5. Heard counsel. The Tribunal had given a finding that the issue is debatable and there is a conflict of opinion among the decisions of the Tribunal on this point. The Tribunal, in its order, held as follows:
4. After hearing both the sides and going through the case records, it is seen that there are diverse opinion on this issue taken by the various High Courts and Tribunal. The Income-tax Appellate Tribunal, Chennai Bench in I.T.A. No. 797/Mds/2002 dated May 31, 2003, in the case of Narmatha Textiles Ltd. v. Joint CIT has taken a view in favour of the Revenue. However, the Assessing Officer has acted under Section 154 of the Act which is a clear case where the issue is debatable and the Assessing Officer has exceeded in his jurisdiction while acting under Section 154 of the Act. This is not a mistake apparent from record. Here two views are possible. We have gone through the case law cited by both the sides and finally hold that the issue is debatable. Hence the Assessing Officer has exceeded his jurisdiction while acting under Section 154 of the Act. Accordingly, this appeal of the assessee is allowed.
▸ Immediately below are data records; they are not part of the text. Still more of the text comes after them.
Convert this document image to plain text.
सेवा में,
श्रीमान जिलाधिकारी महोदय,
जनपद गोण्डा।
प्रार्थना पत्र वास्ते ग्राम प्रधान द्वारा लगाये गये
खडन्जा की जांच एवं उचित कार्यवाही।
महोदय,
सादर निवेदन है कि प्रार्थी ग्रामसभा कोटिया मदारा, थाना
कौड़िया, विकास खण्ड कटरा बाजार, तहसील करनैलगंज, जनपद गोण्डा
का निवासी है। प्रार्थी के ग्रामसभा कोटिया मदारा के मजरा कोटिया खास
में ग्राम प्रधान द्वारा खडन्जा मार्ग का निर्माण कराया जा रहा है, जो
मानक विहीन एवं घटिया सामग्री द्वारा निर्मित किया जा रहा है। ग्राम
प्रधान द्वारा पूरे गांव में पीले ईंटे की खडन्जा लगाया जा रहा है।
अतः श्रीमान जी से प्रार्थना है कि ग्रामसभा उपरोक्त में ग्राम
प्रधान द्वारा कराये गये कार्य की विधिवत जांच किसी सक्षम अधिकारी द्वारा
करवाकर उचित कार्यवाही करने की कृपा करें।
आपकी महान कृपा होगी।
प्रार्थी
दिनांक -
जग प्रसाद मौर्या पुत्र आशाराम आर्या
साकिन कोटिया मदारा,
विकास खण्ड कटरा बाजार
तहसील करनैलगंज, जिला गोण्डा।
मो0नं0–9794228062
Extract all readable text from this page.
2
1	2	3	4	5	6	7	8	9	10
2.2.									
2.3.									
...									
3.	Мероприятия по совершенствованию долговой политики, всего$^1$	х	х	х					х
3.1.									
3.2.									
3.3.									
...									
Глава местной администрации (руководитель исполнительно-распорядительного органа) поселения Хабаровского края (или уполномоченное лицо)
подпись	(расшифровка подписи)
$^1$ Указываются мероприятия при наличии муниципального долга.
6. From a reading of the above, it is seen that the issue is debatable and also there are diverse opinions on the issue taken by various Income-tax Appellate Tribunals. Once the issue is a debatable one, the same cannot be rectified under Section 154 of the Act. The Supreme Court, in the case of T.S. Balaram, ITO v. Volkart Brothers : 82ITR50(SC) , held that a mistake apparent on the record must be an obvious and patent mistake and not something which can be established by a long drawn process of reasoning or examining arguments on points where there may conceivably be two opinions. It has also been held that a mistake apparent from the record must be a glaring, obvious or self-evident mistake and no rectification proceedings can be initiated in the case of a debatable issue. A debatable issue could be considered only under regular assessment and the same cannot be rectified under Section 154 of the Act. The Tribunal correctly followed the principles enunciated in the Supreme Court judgment cited supra and came to the correct conclusion.
7. Hence, we do not find any error or legal infirmity in the order of the Tribunal so as to warrant interference.
8. In view of the foregoing reasons, no substantial questions of law arise for consideration of this court and accordingly, the tax case is dismissed. No costs.